Todos esses elementos vão provocar, estão provocando, maiores contradições no interior dos blocos ou nos pretendidos blocos existentes. Por sua vez, um aprofundamento da crise na Europa aumentaria as tendências à desvalorização do euro, cuja contrapartida seria a valorização do dólar. Este elemento afetaria seriamente as tentativas dos Estados Unidos de recompor sua competitividade mundial e reduzir as importações, tornando mais agudas as tensões entre blocos e, em particular, entre as potências como Estados Unidos e Alemanha. Tanto estes elementos como as tensões entre Estados Unidos e China, que não se pode esquecer que mesmo sendo um país dependente é a terceira economia mundial, atrás dos Estados Unidos e do Japão, possuindo 22% dos títulos do Tesouro norte-americano, poderiam conduzir a um incremento do protecionismo e a um maior estancamento do comércio mundial.
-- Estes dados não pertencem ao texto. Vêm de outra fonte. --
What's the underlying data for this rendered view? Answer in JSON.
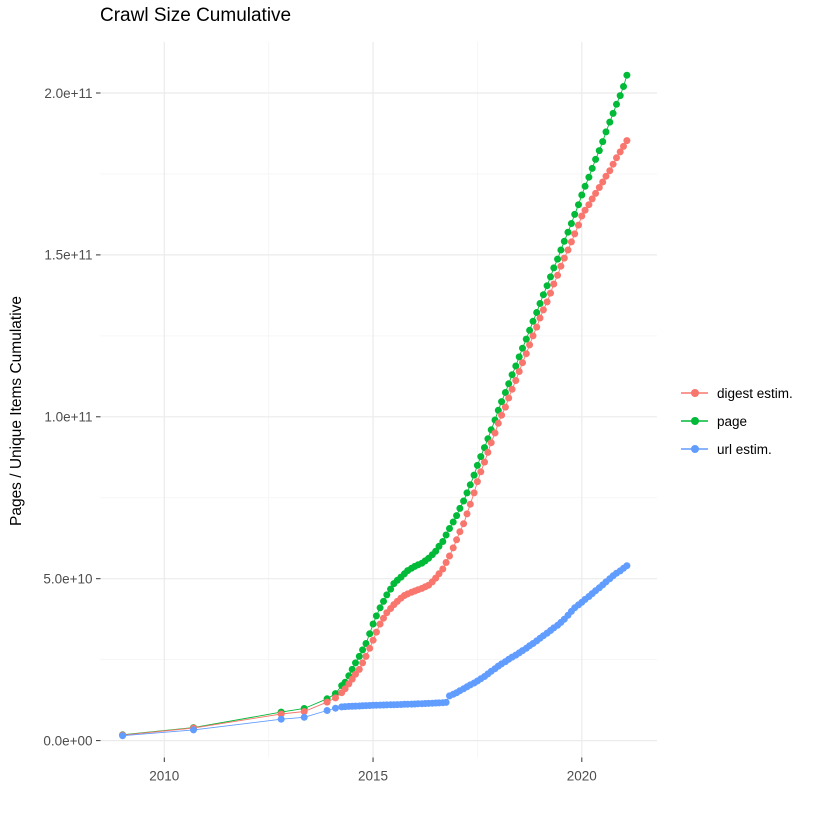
{
  "page": {
    "title": "Crawl Size Cumulative"
  },
  "chart_data": {
    "type": "scatter",
    "title": "Crawl Size Cumulative",
    "xlabel": "",
    "ylabel": "Pages / Unique Items Cumulative",
    "legend_position": "right",
    "grid": {
      "major_color": "#EBEBEB",
      "minor_color": "#F4F4F4",
      "panel_background": "#FFFFFF"
    },
    "axis_text_color": "#4D4D4D",
    "tick_mark_color": "#333333",
    "value_unit_note": "point values stored in billions (1e9); y axis shown in scientific notation",
    "x_range": [
      2008.45,
      2021.85
    ],
    "y_range_billions": [
      -5,
      222
    ],
    "x_ticks": [
      {
        "label": "2010",
        "year": 2010
      },
      {
        "label": "2015",
        "year": 2015
      },
      {
        "label": "2020",
        "year": 2020
      }
    ],
    "x_minor_ticks": [
      2012.5,
      2017.5,
      2022.5
    ],
    "y_ticks": [
      {
        "label": "0.0e+00",
        "billions": 0
      },
      {
        "label": "5.0e+10",
        "billions": 50
      },
      {
        "label": "1.0e+11",
        "billions": 100
      },
      {
        "label": "1.5e+11",
        "billions": 150
      },
      {
        "label": "2.0e+11",
        "billions": 200
      }
    ],
    "y_minor_ticks": [
      25,
      75,
      125,
      175
    ],
    "draw_order": [
      1,
      0,
      2
    ],
    "series": [
      {
        "name": "digest estim.",
        "color": "#F8766D",
        "points": [
          [
            2009.0,
            1.7
          ],
          [
            2010.7,
            3.9
          ],
          [
            2012.8,
            8.2
          ],
          [
            2013.35,
            9.0
          ],
          [
            2013.9,
            11.9
          ],
          [
            2014.1,
            13.2
          ],
          [
            2014.25,
            14.8
          ],
          [
            2014.33,
            16
          ],
          [
            2014.42,
            17.5
          ],
          [
            2014.5,
            19
          ],
          [
            2014.58,
            20.5
          ],
          [
            2014.67,
            22
          ],
          [
            2014.75,
            24
          ],
          [
            2014.83,
            26
          ],
          [
            2014.92,
            28.5
          ],
          [
            2015.0,
            31
          ],
          [
            2015.08,
            33.5
          ],
          [
            2015.17,
            36
          ],
          [
            2015.25,
            37.8
          ],
          [
            2015.33,
            39.5
          ],
          [
            2015.42,
            40.8
          ],
          [
            2015.5,
            42
          ],
          [
            2015.58,
            43
          ],
          [
            2015.67,
            44
          ],
          [
            2015.75,
            44.8
          ],
          [
            2015.83,
            45.3
          ],
          [
            2015.92,
            45.8
          ],
          [
            2016.0,
            46.2
          ],
          [
            2016.08,
            46.6
          ],
          [
            2016.17,
            47
          ],
          [
            2016.25,
            47.5
          ],
          [
            2016.33,
            48
          ],
          [
            2016.42,
            49
          ],
          [
            2016.5,
            50.2
          ],
          [
            2016.58,
            51.5
          ],
          [
            2016.67,
            53
          ],
          [
            2016.75,
            55
          ],
          [
            2016.83,
            57
          ],
          [
            2016.92,
            59.5
          ],
          [
            2017.0,
            62
          ],
          [
            2017.08,
            64.5
          ],
          [
            2017.17,
            67
          ],
          [
            2017.25,
            70
          ],
          [
            2017.33,
            73
          ],
          [
            2017.42,
            76.5
          ],
          [
            2017.5,
            80
          ],
          [
            2017.58,
            83
          ],
          [
            2017.67,
            86
          ],
          [
            2017.75,
            89
          ],
          [
            2017.83,
            92
          ],
          [
            2017.92,
            95
          ],
          [
            2018.0,
            98
          ],
          [
            2018.08,
            100.5
          ],
          [
            2018.17,
            103
          ],
          [
            2018.25,
            105.8
          ],
          [
            2018.33,
            108.5
          ],
          [
            2018.42,
            111.2
          ],
          [
            2018.5,
            114
          ],
          [
            2018.58,
            116.7
          ],
          [
            2018.67,
            119.5
          ],
          [
            2018.75,
            122.2
          ],
          [
            2018.83,
            125
          ],
          [
            2018.92,
            127.7
          ],
          [
            2019.0,
            130.5
          ],
          [
            2019.08,
            133
          ],
          [
            2019.17,
            135.5
          ],
          [
            2019.25,
            138.2
          ],
          [
            2019.33,
            141
          ],
          [
            2019.42,
            143.7
          ],
          [
            2019.5,
            146.5
          ],
          [
            2019.58,
            149
          ],
          [
            2019.67,
            151.5
          ],
          [
            2019.75,
            154
          ],
          [
            2019.83,
            156.5
          ],
          [
            2019.92,
            159.2
          ],
          [
            2020.0,
            162
          ],
          [
            2020.08,
            163.8
          ],
          [
            2020.17,
            165.5
          ],
          [
            2020.25,
            167.3
          ],
          [
            2020.33,
            169
          ],
          [
            2020.42,
            170.8
          ],
          [
            2020.5,
            172.5
          ],
          [
            2020.58,
            174.3
          ],
          [
            2020.67,
            176
          ],
          [
            2020.75,
            178
          ],
          [
            2020.83,
            180
          ],
          [
            2020.92,
            181.8
          ],
          [
            2021.0,
            183.5
          ],
          [
            2021.08,
            185.3
          ]
        ]
      },
      {
        "name": "page",
        "color": "#00BA38",
        "points": [
          [
            2009.0,
            1.8
          ],
          [
            2010.7,
            4.0
          ],
          [
            2012.8,
            8.8
          ],
          [
            2013.35,
            9.9
          ],
          [
            2013.9,
            12.9
          ],
          [
            2014.1,
            14.5
          ],
          [
            2014.25,
            17.0
          ],
          [
            2014.33,
            18
          ],
          [
            2014.42,
            20
          ],
          [
            2014.5,
            22
          ],
          [
            2014.58,
            24
          ],
          [
            2014.67,
            26
          ],
          [
            2014.75,
            28
          ],
          [
            2014.83,
            30
          ],
          [
            2014.92,
            33
          ],
          [
            2015.0,
            36
          ],
          [
            2015.08,
            38.5
          ],
          [
            2015.17,
            41
          ],
          [
            2015.25,
            43
          ],
          [
            2015.33,
            45
          ],
          [
            2015.42,
            46.8
          ],
          [
            2015.5,
            48.5
          ],
          [
            2015.58,
            49.5
          ],
          [
            2015.67,
            50.5
          ],
          [
            2015.75,
            51.5
          ],
          [
            2015.83,
            52.5
          ],
          [
            2015.92,
            53.2
          ],
          [
            2016.0,
            53.8
          ],
          [
            2016.08,
            54.3
          ],
          [
            2016.17,
            54.8
          ],
          [
            2016.25,
            55.5
          ],
          [
            2016.33,
            56.3
          ],
          [
            2016.42,
            57.4
          ],
          [
            2016.5,
            58.5
          ],
          [
            2016.58,
            60
          ],
          [
            2016.67,
            61.5
          ],
          [
            2016.75,
            63.5
          ],
          [
            2016.83,
            65.5
          ],
          [
            2016.92,
            67.5
          ],
          [
            2017.0,
            69.5
          ],
          [
            2017.08,
            71.7
          ],
          [
            2017.17,
            74
          ],
          [
            2017.25,
            76.5
          ],
          [
            2017.33,
            79
          ],
          [
            2017.42,
            82
          ],
          [
            2017.5,
            85
          ],
          [
            2017.58,
            87.7
          ],
          [
            2017.67,
            90.5
          ],
          [
            2017.75,
            93.2
          ],
          [
            2017.83,
            96
          ],
          [
            2017.92,
            99
          ],
          [
            2018.0,
            102
          ],
          [
            2018.08,
            104.7
          ],
          [
            2018.17,
            107.5
          ],
          [
            2018.25,
            110.2
          ],
          [
            2018.33,
            113
          ],
          [
            2018.42,
            115.7
          ],
          [
            2018.5,
            118.5
          ],
          [
            2018.58,
            121.2
          ],
          [
            2018.67,
            124
          ],
          [
            2018.75,
            126.7
          ],
          [
            2018.83,
            129.5
          ],
          [
            2018.92,
            132.2
          ],
          [
            2019.0,
            135
          ],
          [
            2019.08,
            137.7
          ],
          [
            2019.17,
            140.5
          ],
          [
            2019.25,
            143.2
          ],
          [
            2019.33,
            146
          ],
          [
            2019.42,
            148.7
          ],
          [
            2019.5,
            151.5
          ],
          [
            2019.58,
            154.2
          ],
          [
            2019.67,
            157
          ],
          [
            2019.75,
            159.7
          ],
          [
            2019.83,
            162.5
          ],
          [
            2019.92,
            165.5
          ],
          [
            2020.0,
            168.5
          ],
          [
            2020.08,
            171.2
          ],
          [
            2020.17,
            174
          ],
          [
            2020.25,
            176.7
          ],
          [
            2020.33,
            179.5
          ],
          [
            2020.42,
            182.2
          ],
          [
            2020.5,
            185
          ],
          [
            2020.58,
            188
          ],
          [
            2020.67,
            191
          ],
          [
            2020.75,
            193.7
          ],
          [
            2020.83,
            196.5
          ],
          [
            2020.92,
            199.2
          ],
          [
            2021.0,
            202
          ],
          [
            2021.08,
            205.5
          ]
        ]
      },
      {
        "name": "url estim.",
        "color": "#619CFF",
        "points": [
          [
            2009.0,
            1.5
          ],
          [
            2010.7,
            3.3
          ],
          [
            2012.8,
            6.6
          ],
          [
            2013.35,
            7.2
          ],
          [
            2013.9,
            9.3
          ],
          [
            2014.1,
            10.0
          ],
          [
            2014.25,
            10.4
          ],
          [
            2014.33,
            10.5
          ],
          [
            2014.42,
            10.55
          ],
          [
            2014.5,
            10.6
          ],
          [
            2014.58,
            10.65
          ],
          [
            2014.67,
            10.7
          ],
          [
            2014.75,
            10.75
          ],
          [
            2014.83,
            10.8
          ],
          [
            2014.92,
            10.85
          ],
          [
            2015.0,
            10.9
          ],
          [
            2015.08,
            10.93
          ],
          [
            2015.17,
            10.96
          ],
          [
            2015.25,
            11.0
          ],
          [
            2015.33,
            11.03
          ],
          [
            2015.42,
            11.06
          ],
          [
            2015.5,
            11.1
          ],
          [
            2015.58,
            11.13
          ],
          [
            2015.67,
            11.16
          ],
          [
            2015.75,
            11.2
          ],
          [
            2015.83,
            11.23
          ],
          [
            2015.92,
            11.26
          ],
          [
            2016.0,
            11.3
          ],
          [
            2016.08,
            11.35
          ],
          [
            2016.17,
            11.4
          ],
          [
            2016.25,
            11.45
          ],
          [
            2016.33,
            11.5
          ],
          [
            2016.42,
            11.55
          ],
          [
            2016.5,
            11.6
          ],
          [
            2016.58,
            11.65
          ],
          [
            2016.67,
            11.7
          ],
          [
            2016.75,
            11.8
          ],
          [
            2016.83,
            13.8
          ],
          [
            2016.92,
            14.3
          ],
          [
            2017.0,
            14.8
          ],
          [
            2017.08,
            15.4
          ],
          [
            2017.17,
            16.0
          ],
          [
            2017.25,
            16.6
          ],
          [
            2017.33,
            17.2
          ],
          [
            2017.42,
            17.8
          ],
          [
            2017.5,
            18.4
          ],
          [
            2017.58,
            19.1
          ],
          [
            2017.67,
            19.8
          ],
          [
            2017.75,
            20.6
          ],
          [
            2017.83,
            21.4
          ],
          [
            2017.92,
            22.2
          ],
          [
            2018.0,
            23.0
          ],
          [
            2018.08,
            23.7
          ],
          [
            2018.17,
            24.4
          ],
          [
            2018.25,
            25.1
          ],
          [
            2018.33,
            25.8
          ],
          [
            2018.42,
            26.4
          ],
          [
            2018.5,
            27.1
          ],
          [
            2018.58,
            27.8
          ],
          [
            2018.67,
            28.5
          ],
          [
            2018.75,
            29.3
          ],
          [
            2018.83,
            30.0
          ],
          [
            2018.92,
            30.8
          ],
          [
            2019.0,
            31.6
          ],
          [
            2019.08,
            32.4
          ],
          [
            2019.17,
            33.2
          ],
          [
            2019.25,
            34.0
          ],
          [
            2019.33,
            34.8
          ],
          [
            2019.42,
            35.6
          ],
          [
            2019.5,
            36.5
          ],
          [
            2019.58,
            37.5
          ],
          [
            2019.67,
            38.7
          ],
          [
            2019.75,
            39.9
          ],
          [
            2019.83,
            41.0
          ],
          [
            2019.92,
            41.9
          ],
          [
            2020.0,
            42.7
          ],
          [
            2020.08,
            43.6
          ],
          [
            2020.17,
            44.5
          ],
          [
            2020.25,
            45.4
          ],
          [
            2020.33,
            46.3
          ],
          [
            2020.42,
            47.2
          ],
          [
            2020.5,
            48.1
          ],
          [
            2020.58,
            49.0
          ],
          [
            2020.67,
            50.0
          ],
          [
            2020.75,
            50.9
          ],
          [
            2020.83,
            51.7
          ],
          [
            2020.92,
            52.4
          ],
          [
            2021.0,
            53.2
          ],
          [
            2021.08,
            54.0
          ]
        ]
      }
    ]
  }
}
Muito além dos tempos concretos, estamos diante dos primeiros elementos de uma nova rodada da crise mundial que muito provavelmente aumentará as contradições no interior dos blocos ou semi-blocos, entre os Estados, com maiores ataques ao movimento de massas, maiores desigualdades econômicas e maior luta de classes. Não parece que no imediato se volte a um curso depressivo coordenado do conjunto da economia mundial, como ocorreu nao final de 2008, entre outras questões porque o principal afetado por ora não é nenhum país central. Entretanto, é muito provável que de forma mais estendida no tempo estejam se gestando as condições para uma nova recaída que, numa primeira etapa, provavelmente seja mais desigual que ade 2008, porém que no médio prazo possa voltar a colocar na cena de forma mais violenta não apenas as condições da depressão econômica mas também aquelas do enfrentamento entre estados e do desenvolvimento da luta de classes.

1 Para um estudo mais profundo dos antecedentes da atual crise da União Europeia e do euro, ver “Europa frente a la crisis capitalista mundial”, de Juan Chingo, traduzido para o espanhol da revista Stratégie Internacionale, 2009. Disponível em www.ft-ci.org.
2 Esta definição pressupõe que a maior competitividade da China está associada apenas a uma política monetária, quando na realidade é só um elemento. A chave da maior competitividade da China está em seus paupérrimos salários, questão que os Estados Unidos jamais mencionarão porque é muito benéfica para suas próprias multinacionais e a deslocalização de investimento para a China que operou durante os últimos anos.
3 Para aprofundar sobre as tendências da relação entre a China e os EUA, no marco das condições da recuperação econômica, ver “Cuatro preguntas sobre la situación econômica mundial. Crujidos de la ‘recuperación’”, de Paula Bach, em La Verdad Obrera nº 355 (www.pts.org.ar).